(『星ナビ』2013年5月号掲載記事)
パンスターズ彗星(C/2011 L4)は久しぶりの大物彗星ということで、撮影に力を入れた方も多いだろう。せっかく写した彗星なので、きれいな作品に仕上げたい。そんな時には、天体画像処理ソフトウェアのステライメージを駆使しよう。
(『星ナビ』2013年5月号掲載記事)
パンスターズ彗星(C/2011 L4)は久しぶりの大物彗星ということで、撮影に力を入れた方も多いだろう。せっかく写した彗星なので、きれいな作品に仕上げたい。そんな時には、天体画像処理ソフトウェアのステライメージを駆使しよう。
固有の運動を持つ彗星は、長時間露出で撮影すると露出中に彗星が背景の恒星に対して動いてしまう。頭部や尾の構造をより明瞭にするためには、彗星核を用いたオートガイダーでの追尾撮影や、メトカーフ法と呼ばれる彗星核の動きに合わせた追尾撮影が行われることもあった。

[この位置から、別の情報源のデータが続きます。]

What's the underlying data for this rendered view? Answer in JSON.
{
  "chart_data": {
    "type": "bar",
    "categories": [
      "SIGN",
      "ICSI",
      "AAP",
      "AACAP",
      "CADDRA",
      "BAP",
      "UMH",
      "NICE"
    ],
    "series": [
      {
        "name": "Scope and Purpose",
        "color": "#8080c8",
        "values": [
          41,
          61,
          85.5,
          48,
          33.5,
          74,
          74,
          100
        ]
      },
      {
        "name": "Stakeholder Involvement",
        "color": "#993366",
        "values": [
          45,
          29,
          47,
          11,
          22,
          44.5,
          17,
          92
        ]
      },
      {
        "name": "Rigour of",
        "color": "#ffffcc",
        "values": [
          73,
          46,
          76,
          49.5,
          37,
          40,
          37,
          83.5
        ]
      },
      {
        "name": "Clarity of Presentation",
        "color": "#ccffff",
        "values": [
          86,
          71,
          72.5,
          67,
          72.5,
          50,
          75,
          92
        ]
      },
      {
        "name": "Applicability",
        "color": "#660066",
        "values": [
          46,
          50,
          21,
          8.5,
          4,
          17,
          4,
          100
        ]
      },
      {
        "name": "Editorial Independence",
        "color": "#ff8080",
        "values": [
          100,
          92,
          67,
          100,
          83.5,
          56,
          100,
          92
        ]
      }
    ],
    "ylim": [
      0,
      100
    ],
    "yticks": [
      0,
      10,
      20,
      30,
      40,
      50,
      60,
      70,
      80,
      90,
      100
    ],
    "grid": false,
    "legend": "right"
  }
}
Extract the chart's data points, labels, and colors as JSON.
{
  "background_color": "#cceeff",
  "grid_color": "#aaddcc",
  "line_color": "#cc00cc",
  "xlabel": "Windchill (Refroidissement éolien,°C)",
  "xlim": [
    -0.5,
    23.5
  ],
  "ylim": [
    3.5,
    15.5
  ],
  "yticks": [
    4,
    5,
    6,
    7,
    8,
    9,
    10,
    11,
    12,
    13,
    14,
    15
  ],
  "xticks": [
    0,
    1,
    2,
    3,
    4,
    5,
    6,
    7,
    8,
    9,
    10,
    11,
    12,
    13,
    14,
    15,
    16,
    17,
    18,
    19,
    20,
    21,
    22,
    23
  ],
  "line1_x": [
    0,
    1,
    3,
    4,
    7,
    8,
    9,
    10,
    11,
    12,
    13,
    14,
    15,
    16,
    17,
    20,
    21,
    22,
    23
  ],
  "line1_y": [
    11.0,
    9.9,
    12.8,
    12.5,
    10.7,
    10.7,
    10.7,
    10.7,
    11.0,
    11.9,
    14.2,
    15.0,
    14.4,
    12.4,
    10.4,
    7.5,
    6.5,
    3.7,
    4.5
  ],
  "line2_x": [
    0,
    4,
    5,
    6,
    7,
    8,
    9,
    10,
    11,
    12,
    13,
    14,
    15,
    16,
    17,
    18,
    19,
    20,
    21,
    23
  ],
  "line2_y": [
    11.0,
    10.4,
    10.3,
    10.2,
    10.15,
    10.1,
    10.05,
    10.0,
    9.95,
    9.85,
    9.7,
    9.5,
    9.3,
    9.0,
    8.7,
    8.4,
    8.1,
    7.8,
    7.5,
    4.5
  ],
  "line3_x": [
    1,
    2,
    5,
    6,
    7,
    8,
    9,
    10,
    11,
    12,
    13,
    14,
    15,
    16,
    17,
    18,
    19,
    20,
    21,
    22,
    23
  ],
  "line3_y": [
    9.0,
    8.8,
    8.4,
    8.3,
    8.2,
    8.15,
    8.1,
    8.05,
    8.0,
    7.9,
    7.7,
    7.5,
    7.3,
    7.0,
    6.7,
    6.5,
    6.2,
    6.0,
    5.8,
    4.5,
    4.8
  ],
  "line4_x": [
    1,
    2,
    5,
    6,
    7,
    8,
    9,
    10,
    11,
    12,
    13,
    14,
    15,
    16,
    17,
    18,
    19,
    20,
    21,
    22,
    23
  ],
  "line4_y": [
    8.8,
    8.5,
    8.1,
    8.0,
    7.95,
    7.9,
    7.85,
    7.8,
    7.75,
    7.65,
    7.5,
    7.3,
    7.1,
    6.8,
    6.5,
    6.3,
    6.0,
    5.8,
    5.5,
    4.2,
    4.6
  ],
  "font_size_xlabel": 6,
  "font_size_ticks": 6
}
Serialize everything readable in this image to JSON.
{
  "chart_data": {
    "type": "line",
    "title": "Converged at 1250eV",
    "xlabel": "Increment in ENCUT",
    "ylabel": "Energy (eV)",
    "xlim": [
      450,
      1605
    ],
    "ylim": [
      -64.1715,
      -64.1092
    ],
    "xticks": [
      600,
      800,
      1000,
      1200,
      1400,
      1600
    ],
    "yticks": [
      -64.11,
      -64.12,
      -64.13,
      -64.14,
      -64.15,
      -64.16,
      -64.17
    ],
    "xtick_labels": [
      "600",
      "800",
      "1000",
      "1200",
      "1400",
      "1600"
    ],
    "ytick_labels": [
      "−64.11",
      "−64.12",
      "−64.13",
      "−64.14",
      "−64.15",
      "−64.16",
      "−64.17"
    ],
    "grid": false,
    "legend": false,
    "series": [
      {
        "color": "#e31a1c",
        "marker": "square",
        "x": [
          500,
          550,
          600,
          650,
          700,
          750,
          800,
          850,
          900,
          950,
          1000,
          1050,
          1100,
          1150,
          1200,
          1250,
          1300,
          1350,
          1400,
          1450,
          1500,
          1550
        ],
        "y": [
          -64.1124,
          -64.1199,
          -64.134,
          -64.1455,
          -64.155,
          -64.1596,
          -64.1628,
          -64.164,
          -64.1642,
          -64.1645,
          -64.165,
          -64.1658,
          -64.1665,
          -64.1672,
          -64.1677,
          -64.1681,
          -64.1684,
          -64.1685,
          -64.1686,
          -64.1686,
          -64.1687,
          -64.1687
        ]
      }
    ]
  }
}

冷却CCDカメラやデジタルカメラでの撮影が一般的となった近年では、短時間での恒星時追尾撮影を大量に行い、それを彗星の動きに合わせて画像を動かしながらコンポジットすることで、なめらかな彗星の像を得ることができる。メトカーフ法による撮影をデジタル的に模したコンポジットであることから、メトカーフコンポジットと呼ばれる手法である。
ステライメージ7なら、このメトカーフコンポジットを簡単に行うことが可能だ。ただし彗星の天球上での移動量を正確に知る必要があるため、ステラナビゲータなどのシミュレーションソフトも必須である。

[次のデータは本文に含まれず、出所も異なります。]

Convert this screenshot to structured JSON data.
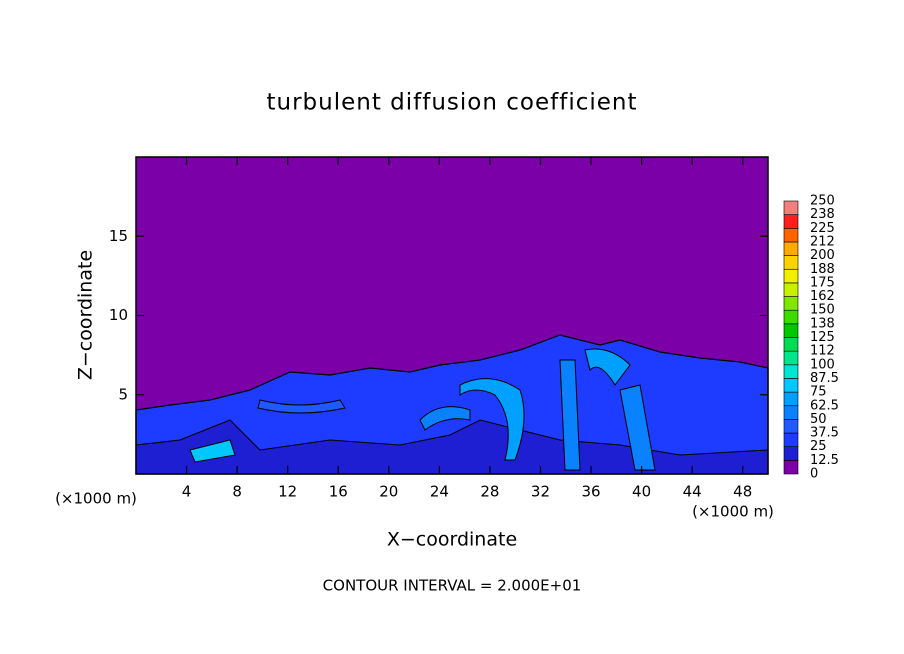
{
  "chart_data": {
    "type": "contourf",
    "title": "turbulent diffusion coefficient",
    "x_label": "X−coordinate",
    "y_label": "Z−coordinate",
    "x_unit_left": "(×1000 m)",
    "x_unit_right": "(×1000 m)",
    "footer": "CONTOUR INTERVAL = 2.000E+01",
    "xlim": [
      0,
      50
    ],
    "xticks": [
      4,
      8,
      12,
      16,
      20,
      24,
      28,
      32,
      36,
      40,
      44,
      48
    ],
    "ylim": [
      0,
      20
    ],
    "yticks": [
      5,
      10,
      15
    ],
    "colorbar": {
      "levels": [
        0,
        12.5,
        25,
        37.5,
        50,
        62.5,
        75,
        87.5,
        100,
        112,
        125,
        138,
        150,
        162,
        175,
        188,
        200,
        212,
        225,
        238,
        250
      ],
      "colors": [
        "#7b00a8",
        "#1e1ed2",
        "#1e3cff",
        "#1e5aff",
        "#0a82ff",
        "#00a0ff",
        "#00c8ff",
        "#00e6d2",
        "#00e68c",
        "#00dc50",
        "#00c800",
        "#3cdc00",
        "#82e600",
        "#c8f000",
        "#f0f000",
        "#ffd200",
        "#ffaa00",
        "#ff6400",
        "#ff1e1e",
        "#f08080"
      ]
    }
  }
}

彗星の画像は恒星時追尾を行ったものを使用する。ステライメージ7で画像を開き、ひとつの画像で基準点を指定、さらにバッチ処理ですべての画像に基準点を設定する。
あとは彗星の移動量や光学系、カメラの画素ピッチなどを入力(一般的なカメラなら機種選択で自動計算)して、メトカーフコンポジットを実行すればよい。
恒星時追尾した画像を動かしながらコンポジットするので、背景の星が線状に写ることになるが、彗星はなめらかで強力な画像処理にも耐えられる階調豊かな像になる。

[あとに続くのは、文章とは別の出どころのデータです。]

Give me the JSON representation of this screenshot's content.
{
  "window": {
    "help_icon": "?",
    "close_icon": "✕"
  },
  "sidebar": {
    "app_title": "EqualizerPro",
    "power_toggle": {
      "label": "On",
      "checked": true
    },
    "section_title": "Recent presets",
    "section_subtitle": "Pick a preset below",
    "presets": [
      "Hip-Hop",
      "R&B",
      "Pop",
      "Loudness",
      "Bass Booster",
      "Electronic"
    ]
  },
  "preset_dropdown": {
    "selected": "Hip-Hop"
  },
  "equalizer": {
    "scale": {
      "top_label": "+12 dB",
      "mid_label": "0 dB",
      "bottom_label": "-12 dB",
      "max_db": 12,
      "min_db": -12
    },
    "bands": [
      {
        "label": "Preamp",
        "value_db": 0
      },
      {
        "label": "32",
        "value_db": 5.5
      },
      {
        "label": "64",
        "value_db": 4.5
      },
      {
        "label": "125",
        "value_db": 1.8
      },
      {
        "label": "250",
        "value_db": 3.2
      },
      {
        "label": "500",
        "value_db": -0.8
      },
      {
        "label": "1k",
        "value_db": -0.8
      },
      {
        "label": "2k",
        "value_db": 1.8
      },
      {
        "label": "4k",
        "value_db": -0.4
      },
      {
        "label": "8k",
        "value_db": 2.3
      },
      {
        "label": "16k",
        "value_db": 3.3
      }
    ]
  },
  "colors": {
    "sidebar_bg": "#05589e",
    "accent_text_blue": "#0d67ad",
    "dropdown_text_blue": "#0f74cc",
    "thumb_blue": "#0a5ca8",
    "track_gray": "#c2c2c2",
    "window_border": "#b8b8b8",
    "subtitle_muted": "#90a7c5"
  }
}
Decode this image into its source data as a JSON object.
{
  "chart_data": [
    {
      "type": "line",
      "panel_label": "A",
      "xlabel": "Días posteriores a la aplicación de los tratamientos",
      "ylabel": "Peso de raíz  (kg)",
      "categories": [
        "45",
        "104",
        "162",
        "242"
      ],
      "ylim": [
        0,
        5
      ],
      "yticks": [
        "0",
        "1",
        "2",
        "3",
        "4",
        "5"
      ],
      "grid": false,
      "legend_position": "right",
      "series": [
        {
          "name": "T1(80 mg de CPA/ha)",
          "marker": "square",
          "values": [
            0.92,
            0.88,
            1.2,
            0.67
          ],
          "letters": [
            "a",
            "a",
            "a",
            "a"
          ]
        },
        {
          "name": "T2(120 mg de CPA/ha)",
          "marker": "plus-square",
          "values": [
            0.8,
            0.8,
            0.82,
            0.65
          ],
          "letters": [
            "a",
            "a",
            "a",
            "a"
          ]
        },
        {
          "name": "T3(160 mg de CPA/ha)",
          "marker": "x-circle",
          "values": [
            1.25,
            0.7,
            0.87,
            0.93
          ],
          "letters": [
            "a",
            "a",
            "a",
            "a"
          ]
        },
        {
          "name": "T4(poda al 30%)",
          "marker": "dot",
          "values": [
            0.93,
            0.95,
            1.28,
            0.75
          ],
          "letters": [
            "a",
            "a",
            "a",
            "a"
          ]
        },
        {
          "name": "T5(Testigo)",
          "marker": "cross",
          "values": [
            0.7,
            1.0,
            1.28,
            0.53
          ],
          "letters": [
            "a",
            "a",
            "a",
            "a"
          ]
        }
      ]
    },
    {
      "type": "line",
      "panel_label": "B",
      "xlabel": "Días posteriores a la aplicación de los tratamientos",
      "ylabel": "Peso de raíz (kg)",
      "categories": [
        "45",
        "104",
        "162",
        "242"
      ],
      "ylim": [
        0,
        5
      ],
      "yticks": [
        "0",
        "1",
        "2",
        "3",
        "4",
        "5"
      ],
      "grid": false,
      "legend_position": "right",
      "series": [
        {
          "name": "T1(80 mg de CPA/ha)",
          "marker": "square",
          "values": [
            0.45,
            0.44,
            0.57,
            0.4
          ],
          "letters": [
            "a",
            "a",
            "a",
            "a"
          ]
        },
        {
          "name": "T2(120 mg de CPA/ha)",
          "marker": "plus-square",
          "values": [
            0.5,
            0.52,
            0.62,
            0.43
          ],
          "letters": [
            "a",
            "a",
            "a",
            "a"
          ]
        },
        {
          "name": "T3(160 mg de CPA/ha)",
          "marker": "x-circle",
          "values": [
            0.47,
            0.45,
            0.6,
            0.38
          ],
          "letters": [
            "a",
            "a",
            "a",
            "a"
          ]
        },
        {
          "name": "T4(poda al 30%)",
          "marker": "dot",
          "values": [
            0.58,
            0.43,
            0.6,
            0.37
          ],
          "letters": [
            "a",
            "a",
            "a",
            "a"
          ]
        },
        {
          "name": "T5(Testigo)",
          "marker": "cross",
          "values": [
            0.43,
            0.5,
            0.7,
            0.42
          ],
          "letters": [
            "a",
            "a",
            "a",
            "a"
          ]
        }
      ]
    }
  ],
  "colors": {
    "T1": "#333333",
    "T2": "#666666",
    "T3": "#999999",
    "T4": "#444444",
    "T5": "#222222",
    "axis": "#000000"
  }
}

ここからはステラナビゲータを使って、彗星の位置や移動量を求める。
まず、彗星の見え方を再現してみよう。ステラナビゲータ(例ではVer.9を使用)を起動し、[設定]メニューから「表示形式」ダイアログを開いて「座標系」を「赤道座標」にする。「設定」バーのボタンをクリックして[赤道座標]を選んでもよい。
次に「検索」バーを利用してパンスターズ彗星を探す。「パンスターズ」や「C2011L」などと入力すると候補が表示されるので「C/2011 L4」を選び、をクリックして星図の中央に彗星を表示する。
さらに[視野]メニューから「視野範囲」ダイアログを開き、星図の範囲を小さくして(たとえば0.7度)彗星がはっきり大きく見えるようにする。
中央に表示されたパンスターズ彗星をクリックすると、「天体情報」パレットが表示される。をクリックして、彗星が星図中央から動かないように固定しておこう。
[天体]メニューの「視野円・写野角」ダイアログでは、カメラの写野角の表示を設定できる(例の場合、焦点距離は1250mm、機種はSBIGのST-9E)。
最後に星図の日時を「露出中央」の値に設定すれば、パンスターズ彗星の見え方が再現される(下のシミュレーション例では中心を彗星からずらし、撮影例と近い表示にしている)。
ステライメージでの処理を再開する前に、メトカーフコンポジットに必要な「彗星の位置と移動量」を調べておこう。
「天体情報」パレットに表示されている、赤経・赤緯(J2000)の値(位置A)をメモする。
次に、ステラナビゲータのステラパッドや「日時」ダイアログで時刻を1時間進め、「天体情報」パレットに表示されている赤経・赤緯(J2000)の値(位置B)もメモする。
数値がわかったので、実際のメトカーフコンポジットを行おう。
まず、コンポジットの位置を合わせるために基準点を指定する。ステライメージの「編集」バーのをクリックして《基準点指定》ツールを選び、彗星の近くの恒星を囲むようにマウスをドラッグすると、恒星が基準点として選ばれる。
[バッチ]メニューから「メトカーフコンポジット:バッチ」ダイアログを開くと、開いている画像がリストに表示されている。
[メトカーフ法設定]ボタンをクリックすると「メトカーフ法」ダイアログが開く。ここで、先ほどメモした彗星の位置から計算される値を入力する。
設定を行ったら「メトカーフコンポジット:バッチ」ダイアログの[OK]ボタンをクリックすると、移動量と画像の1ピクセルの角度からズレを自動的に計算してコンポジットが行われ、合成画像が生成される。